O governo federal anunciou a revogação do ato normativo da Receita Federal que estabelecia novos critérios para monitoramento de transações via Pix. A decisão ocorre após críticas e disseminação de desinformação sobre a medida, que previa o envio de informações ao Fisco de movimentações acima de R$ 5 mil mensais para pessoas físicas e R$ 15 mil para pessoas jurídicas.
Em coletiva de imprensa no Palácio do Planalto, o ministro da Fazenda, Fernando Haddad, declarou que o presidente Luiz Inácio Lula da Silva editará uma Medida Provisória para reforçar a gratuidade do Pix e assegurar o sigilo bancário dos usuários. “A MP que o presidente vai assinar reforça tanto os princípios da não oneração do Pix quanto todas as cláusulas de sigilo bancário”, afirmou Haddad.

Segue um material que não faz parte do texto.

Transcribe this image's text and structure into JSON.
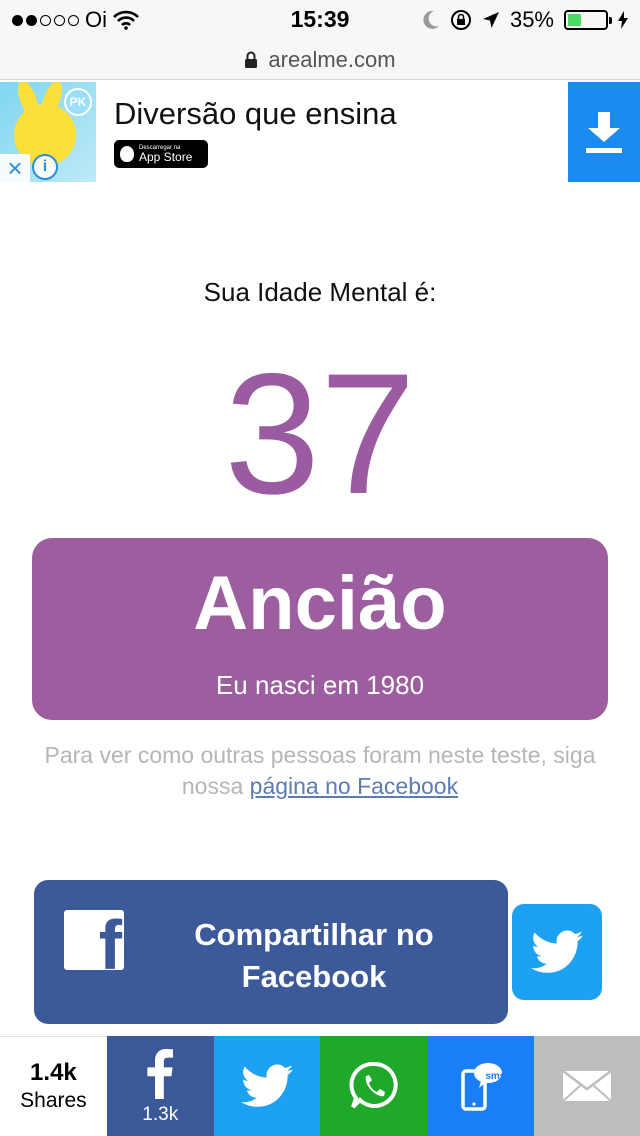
{
  "status_bar": {
    "carrier": "Oi",
    "time": "15:39",
    "battery": "35%",
    "battery_level": 0.35,
    "battery_color": "#4cd964"
  },
  "url_bar": {
    "domain": "arealme.com",
    "icon": "lock-icon"
  },
  "ad": {
    "headline": "Diversão que ensina",
    "badge_small": "Descarregar na",
    "badge_big": "App Store",
    "badge_logo_text": "PK",
    "icons": [
      "close-icon",
      "info-icon",
      "download-icon"
    ]
  },
  "result": {
    "label": "Sua Idade Mental é:",
    "age": "37",
    "title": "Ancião",
    "subtitle": "Eu nasci em 1980",
    "note_text": "Para ver como outras pessoas foram neste teste, siga nossa ",
    "note_link": "página no Facebook"
  },
  "share": {
    "facebook_label": "Compartilhar no Facebook",
    "twitter_icon": "twitter-icon"
  },
  "share_bar": {
    "count": "1.4k",
    "count_label": "Shares",
    "facebook_count": "1.3k",
    "sms_label": "sms"
  },
  "colors": {
    "accent": "#9d5ea0",
    "facebook": "#3c5a9a",
    "twitter": "#1da1f2",
    "whatsapp": "#20a82b",
    "sms": "#1a7ef5",
    "email": "#bdbdbd"
  }
}
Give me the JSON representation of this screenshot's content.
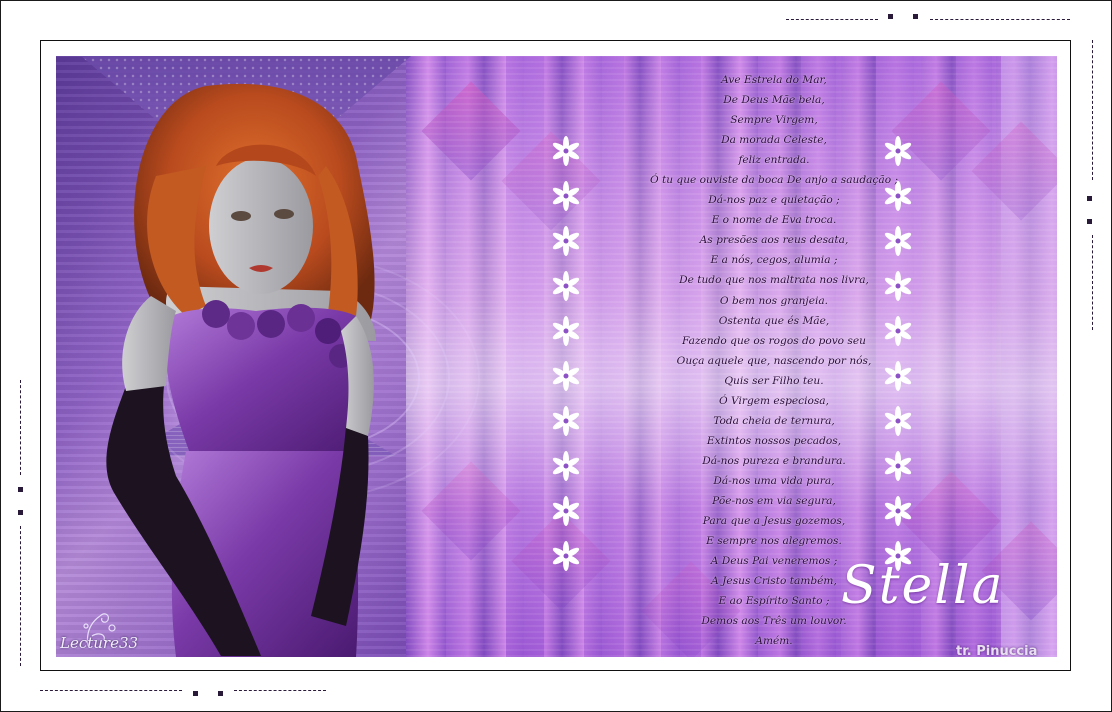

O secretário da Receita Federal, Robinson Barreirinhas, explicou que a revogação foi motivada pela distorção de informações que geraram pânico entre a população, especialmente os mais humildes. “Nos últimos dias, pessoas inescrupulosas distorceram e manipularam um ato normativo da Receita, prejudicando muita gente no Brasil. Por isso, decidi revogar esse ato”, disse Barreirinhas.
A normativa, vigente desde o início de janeiro, tinha como objetivo ampliar o controle sobre operações financeiras e combater a sonegação fiscal. No entanto, a oposição e setores da sociedade interpretaram a medida como uma forma de fiscalização excessiva sobre a classe média e trabalhadores informais, gerando desgaste político para o governo.
Com a revogação, o governo busca reafirmar o compromisso com a manutenção da gratuidade e do sigilo nas transações realizadas por meio do Pix, sistema de pagamentos instantâneos criado pelo Banco Central em 2020. A Medida Provisória a ser editada pelo presidente Lula também equiparará o pagamento via Pix ao dinheiro, garantindo que não haja cobranças adicionais ou tributação sobre o uso da ferramenta.